Dice el autor de la obra que en Mula le contaron la siguiente historia: «María era una
bellísima joven de diez y seis años, hija de un anciano y honrado labrador llamado Beltrán que cultivaba una corta hacienda en las inmediaciones del pueblo de un rico hacendado. Sus padres se habían casado de edad avanzada, muriendo su madre en el parto, desde entonces, Beltrán vivía para su hija.Era el día de la feria en honor del Niño y las calles de la villa estaban atestadas de forasteros y tratantes. Don Paquito Hurtado, donoso joven, rico y huérfano, natural de Valencia, había venido con otros amigos suyos a la famosa y antiquísima feria de ganado de Mula, a cambiar su hermosa jaca cordobesa y a jugar algunos doblones al monte. Al aproximarse a un corro donde bailaban alegremente varios aldeanos, descubrió a la lindísima María de quien se apasionó ciegamente. Pronto entabló con ella una sostenida conferencia amorosa. «¡Qué lástima, le decía, que tus bellas manos se endurezcan con las pesadas tareas del campo, que tu delicada tez se exponga todos los días a este sol abrasador y que reuniendo tantos encantos vayas a parar en ser la mujer de un torpe gañán! Cuánto mejor sería, hermosa niña, que te vinieses conmigo a mi tierra, allí tendrías criadas que te sirviesen, ricos vestidos, teatro y sobre todo, un hombre que te amará siempre.»
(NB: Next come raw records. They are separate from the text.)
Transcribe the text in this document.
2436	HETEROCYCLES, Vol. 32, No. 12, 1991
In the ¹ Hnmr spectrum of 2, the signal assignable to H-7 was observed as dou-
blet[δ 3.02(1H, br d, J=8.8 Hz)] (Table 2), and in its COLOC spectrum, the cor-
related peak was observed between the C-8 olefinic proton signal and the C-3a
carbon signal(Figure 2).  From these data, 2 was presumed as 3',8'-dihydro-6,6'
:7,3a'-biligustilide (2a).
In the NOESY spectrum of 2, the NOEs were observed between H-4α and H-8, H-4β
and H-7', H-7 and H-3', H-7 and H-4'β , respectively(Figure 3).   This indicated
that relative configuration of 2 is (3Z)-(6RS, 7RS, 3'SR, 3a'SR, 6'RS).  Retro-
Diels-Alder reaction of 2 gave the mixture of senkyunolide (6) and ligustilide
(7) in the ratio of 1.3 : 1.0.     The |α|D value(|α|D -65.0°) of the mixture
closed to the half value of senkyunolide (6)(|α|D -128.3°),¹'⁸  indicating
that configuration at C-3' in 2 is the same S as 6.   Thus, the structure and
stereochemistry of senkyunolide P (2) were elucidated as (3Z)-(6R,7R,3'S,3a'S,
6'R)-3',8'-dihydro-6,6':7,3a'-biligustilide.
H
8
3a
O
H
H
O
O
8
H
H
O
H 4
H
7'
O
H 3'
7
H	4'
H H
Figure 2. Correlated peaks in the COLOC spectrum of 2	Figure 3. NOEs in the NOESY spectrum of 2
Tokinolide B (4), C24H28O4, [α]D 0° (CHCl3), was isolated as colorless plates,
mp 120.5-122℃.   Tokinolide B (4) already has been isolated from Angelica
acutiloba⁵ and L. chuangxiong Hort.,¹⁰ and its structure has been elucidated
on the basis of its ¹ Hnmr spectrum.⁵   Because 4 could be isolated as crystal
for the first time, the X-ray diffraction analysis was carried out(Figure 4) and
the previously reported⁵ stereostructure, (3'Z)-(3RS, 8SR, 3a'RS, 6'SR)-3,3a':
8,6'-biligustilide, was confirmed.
María era inocente y pura y, aunque se prendó también de Hurtado, no atendía a sus peligrosos discursos y resistió largo tiempo. Mas aquel libertino de profesión, no era hombre que cejase prontamente en sus propósitos. Venciendo cuantos obstáculos se le presentaron, pocos años después, logró adquirir la propiedad de la finca que cultivaba el padre de María y le hizo donación de ella. Tan desusada generosidad fue un nuevo dardo que atravesó el ya herido corazón de la joven. Cierto día que estaba sola en la casa, se vio sorprendida por su amado que con lágrimas, promesas y juramentos, logró arrebatarla en sus brazos y llevársela en su caballo al gran galope. Casualmente, nadie fue testigo del rapto y el buen labrador Beltrán hubo de volverse loco al encontrarse sin su hija única a quien amaba con delirio.
Habían pasado más de seis meses cuando, por no se que negocio judicial, Beltrán tuvo que hacer un viaje a Valencia, ciudad que Hurtado no nombra jamás en casa de María, ni menos, había revelado que fuese su patria y residencia. Al atravesar Beltrán la ciudad vio una señora, lujosamente vestida y asomada al balcón en una casa de hermosa apariencia, que le pareció su hija. Sin embargo, de su viva emoción logró contenerse y se informó de los vecinos del nombre del dueño del caserío. Al oír el de Hurtado, adivinó con su instinto de padre herido todo cuanto había sucedido y trató de vengarse. Sabiendo que aquel acostumbraba ir a caballo solo a una quinta suya las más de las tardes y que volvía a Valencia de noche, le aguardó en el camino y casi a boca de jarro le disparó un trabucazo. Don Paquito cayó en tierra y Beltrán se dirigió a la ciudad en busca de María. Ésta, a pesar del cariño que tenía a su amado, cuya suerte ignoraba, no pudo resistir al mandato de su irritado padre y le siguió llorando. Al llegar a su aldea (Mula) le refirió aquel, sin preparación alguna, la muerte de Hurtado. María sintió los dolores de un parto prematuro y al dar la vida a un niño perdió ella la suya.
No se termina aún aquí esta triste historia, pues al cabo de tres meses, cuando Beltrán comenzaba a moderar el terrible dolor que le causara la pérdida de su amada María, vio entrar de repente, con el asombro que puede imaginarse, al mismo don Paquito, que como es de suponer no había muerto y restablecido de sus heridas iba en busca de María con el objeto de desposarse con ella. Beltrán, creyendo ver un ser del otro mundo, se volvió loco. Pero al fin, al cabo de algún tiempo, recobró la razón y fue a vivir en compañía de Hurtado que con las desgracias se había convertido en un hombre juicioso y moderado y se dedicó a la educación de su hijo y al cuidado de Beltrán.»